This is an automated email from the ASF dual-hosted git repository.
ash pushed a commit to branch main
in repository https://gitbox.apache.org/repos/asf/airflow.git
The following commit(s) were added to refs/heads/main by this push:
new 197cff3194 Ensure TaskMap only checks "relevant" dependencies (#23053)
197cff3194 is described below
commit 197cff3194e855b9207c3c0da8ae093a0d5dda55
Author: Tzu-ping Chung <[email protected]>
AuthorDate: Wed Apr 20 02:02:15 2022 +0800
Ensure TaskMap only checks "relevant" dependencies (#23053)
When looking for "mapped dependants" of a task, we only want a task if
it not only is a direct downstream of the task, but also it actually
"uses" the task's pushed XCom for task mapping.

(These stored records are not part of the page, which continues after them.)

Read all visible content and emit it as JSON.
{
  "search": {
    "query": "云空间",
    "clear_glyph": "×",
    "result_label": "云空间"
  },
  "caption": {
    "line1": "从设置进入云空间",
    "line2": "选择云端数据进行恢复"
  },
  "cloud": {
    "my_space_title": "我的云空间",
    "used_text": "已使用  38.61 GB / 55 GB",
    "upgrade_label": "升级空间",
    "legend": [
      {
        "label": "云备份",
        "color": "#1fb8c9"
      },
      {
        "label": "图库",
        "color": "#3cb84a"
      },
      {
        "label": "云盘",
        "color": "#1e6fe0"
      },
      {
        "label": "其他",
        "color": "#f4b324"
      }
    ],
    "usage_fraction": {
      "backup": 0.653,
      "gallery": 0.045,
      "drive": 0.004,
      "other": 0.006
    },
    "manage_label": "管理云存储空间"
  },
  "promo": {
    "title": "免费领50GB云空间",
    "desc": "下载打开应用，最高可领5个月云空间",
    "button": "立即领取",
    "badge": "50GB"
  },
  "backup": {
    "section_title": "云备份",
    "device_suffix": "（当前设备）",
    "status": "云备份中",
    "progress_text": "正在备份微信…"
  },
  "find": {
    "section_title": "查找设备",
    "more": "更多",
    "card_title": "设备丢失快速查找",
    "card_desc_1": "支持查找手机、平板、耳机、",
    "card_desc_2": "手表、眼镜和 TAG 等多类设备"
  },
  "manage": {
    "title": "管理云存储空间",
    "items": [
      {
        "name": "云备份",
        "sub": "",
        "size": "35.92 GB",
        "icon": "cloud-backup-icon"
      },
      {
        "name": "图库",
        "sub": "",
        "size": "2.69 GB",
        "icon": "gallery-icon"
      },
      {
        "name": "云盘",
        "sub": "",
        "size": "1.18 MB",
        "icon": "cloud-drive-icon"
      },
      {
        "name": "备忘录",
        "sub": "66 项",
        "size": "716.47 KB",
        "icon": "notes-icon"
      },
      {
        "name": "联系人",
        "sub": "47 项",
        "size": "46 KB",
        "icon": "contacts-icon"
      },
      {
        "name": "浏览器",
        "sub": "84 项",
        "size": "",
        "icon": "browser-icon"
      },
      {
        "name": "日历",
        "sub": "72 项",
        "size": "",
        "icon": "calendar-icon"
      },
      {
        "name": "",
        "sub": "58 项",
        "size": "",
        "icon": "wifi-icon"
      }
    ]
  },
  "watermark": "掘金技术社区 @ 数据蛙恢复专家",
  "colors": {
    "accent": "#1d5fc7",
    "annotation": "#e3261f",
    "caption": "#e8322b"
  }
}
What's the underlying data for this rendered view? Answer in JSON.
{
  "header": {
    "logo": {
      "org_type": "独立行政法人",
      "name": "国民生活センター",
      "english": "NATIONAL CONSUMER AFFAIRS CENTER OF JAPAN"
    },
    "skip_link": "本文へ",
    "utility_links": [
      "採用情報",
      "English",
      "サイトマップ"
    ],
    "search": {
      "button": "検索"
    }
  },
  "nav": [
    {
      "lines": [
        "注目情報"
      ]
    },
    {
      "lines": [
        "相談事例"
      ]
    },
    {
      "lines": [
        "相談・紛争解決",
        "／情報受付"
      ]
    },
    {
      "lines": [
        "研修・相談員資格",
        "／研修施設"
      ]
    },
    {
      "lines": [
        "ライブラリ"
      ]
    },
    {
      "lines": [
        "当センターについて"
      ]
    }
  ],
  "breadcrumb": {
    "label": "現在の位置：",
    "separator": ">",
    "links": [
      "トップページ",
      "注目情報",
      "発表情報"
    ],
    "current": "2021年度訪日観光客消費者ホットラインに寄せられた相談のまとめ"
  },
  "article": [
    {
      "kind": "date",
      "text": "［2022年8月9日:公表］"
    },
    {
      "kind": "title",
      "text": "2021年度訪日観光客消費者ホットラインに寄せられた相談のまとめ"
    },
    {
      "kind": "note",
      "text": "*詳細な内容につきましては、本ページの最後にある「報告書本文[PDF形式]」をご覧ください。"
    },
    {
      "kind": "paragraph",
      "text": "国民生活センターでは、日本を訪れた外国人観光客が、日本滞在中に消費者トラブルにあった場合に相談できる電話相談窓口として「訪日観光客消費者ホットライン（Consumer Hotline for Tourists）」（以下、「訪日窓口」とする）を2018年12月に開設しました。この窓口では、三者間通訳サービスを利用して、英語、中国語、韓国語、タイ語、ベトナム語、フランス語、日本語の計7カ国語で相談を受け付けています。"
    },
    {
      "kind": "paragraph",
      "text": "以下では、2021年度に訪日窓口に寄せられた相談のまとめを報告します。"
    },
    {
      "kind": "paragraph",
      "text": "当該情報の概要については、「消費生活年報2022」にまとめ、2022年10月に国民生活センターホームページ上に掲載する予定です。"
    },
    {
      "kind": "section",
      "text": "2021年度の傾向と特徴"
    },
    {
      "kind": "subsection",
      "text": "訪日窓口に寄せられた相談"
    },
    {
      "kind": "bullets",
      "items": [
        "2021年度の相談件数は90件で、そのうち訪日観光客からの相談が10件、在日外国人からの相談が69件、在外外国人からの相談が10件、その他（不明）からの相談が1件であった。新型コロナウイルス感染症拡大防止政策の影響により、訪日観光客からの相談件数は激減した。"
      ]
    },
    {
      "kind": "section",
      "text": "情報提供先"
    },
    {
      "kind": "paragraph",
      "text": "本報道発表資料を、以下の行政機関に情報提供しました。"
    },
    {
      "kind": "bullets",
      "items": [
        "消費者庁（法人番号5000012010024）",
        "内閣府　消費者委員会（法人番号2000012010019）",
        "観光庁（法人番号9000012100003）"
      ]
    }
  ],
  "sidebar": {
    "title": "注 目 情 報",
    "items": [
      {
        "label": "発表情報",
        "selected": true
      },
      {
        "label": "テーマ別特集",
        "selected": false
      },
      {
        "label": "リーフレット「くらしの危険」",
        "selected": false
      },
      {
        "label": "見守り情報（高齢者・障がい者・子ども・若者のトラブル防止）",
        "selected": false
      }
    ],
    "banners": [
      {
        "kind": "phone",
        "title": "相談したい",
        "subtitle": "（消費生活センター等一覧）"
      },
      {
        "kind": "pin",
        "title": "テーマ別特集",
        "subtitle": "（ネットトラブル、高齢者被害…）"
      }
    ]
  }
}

So we need to peek into
the mapped downstream task's expansion kwargs, and only count it as a
mapped dependant if the upstream is referenced there.
---
airflow/jobs/backfill_job.py | 2 +-
airflow/models/mappedoperator.py | 9 +++++++
airflow/models/taskinstance.py | 2 +-
airflow/models/taskmixin.py | 23 +++++++++++++-----
airflow/models/xcom_arg.py | 30 +++++++++++++++--------
tests/models/test_taskinstance.py | 51 +++++++++++++++++++++++++++++++++++++--
6 files changed, 97 insertions(+), 20 deletions(-)
diff --git a/airflow/jobs/backfill_job.py b/airflow/jobs/backfill_job.py
index 7a7541eb80..6695566cc7 100644
--- a/airflow/jobs/backfill_job.py
+++ b/airflow/jobs/backfill_job.py
@@ -266,7 +266,7 @@ class BackfillJob(BaseJob):
if ti.state not in self.STATES_COUNT_AS_RUNNING:
# Don't use ti.task; if this task is mapped, that attribute
# would hold the unmapped task. We need to original task here.
- for node in self.dag.get_task(ti.task_id,
include_subdags=True).mapped_dependants():
+ for node in self.dag.get_task(ti.task_id,
include_subdags=True).iter_mapped_dependants():
new_tis, num_mapped_tis =
node.expand_mapped_task(ti.run_id, session=session)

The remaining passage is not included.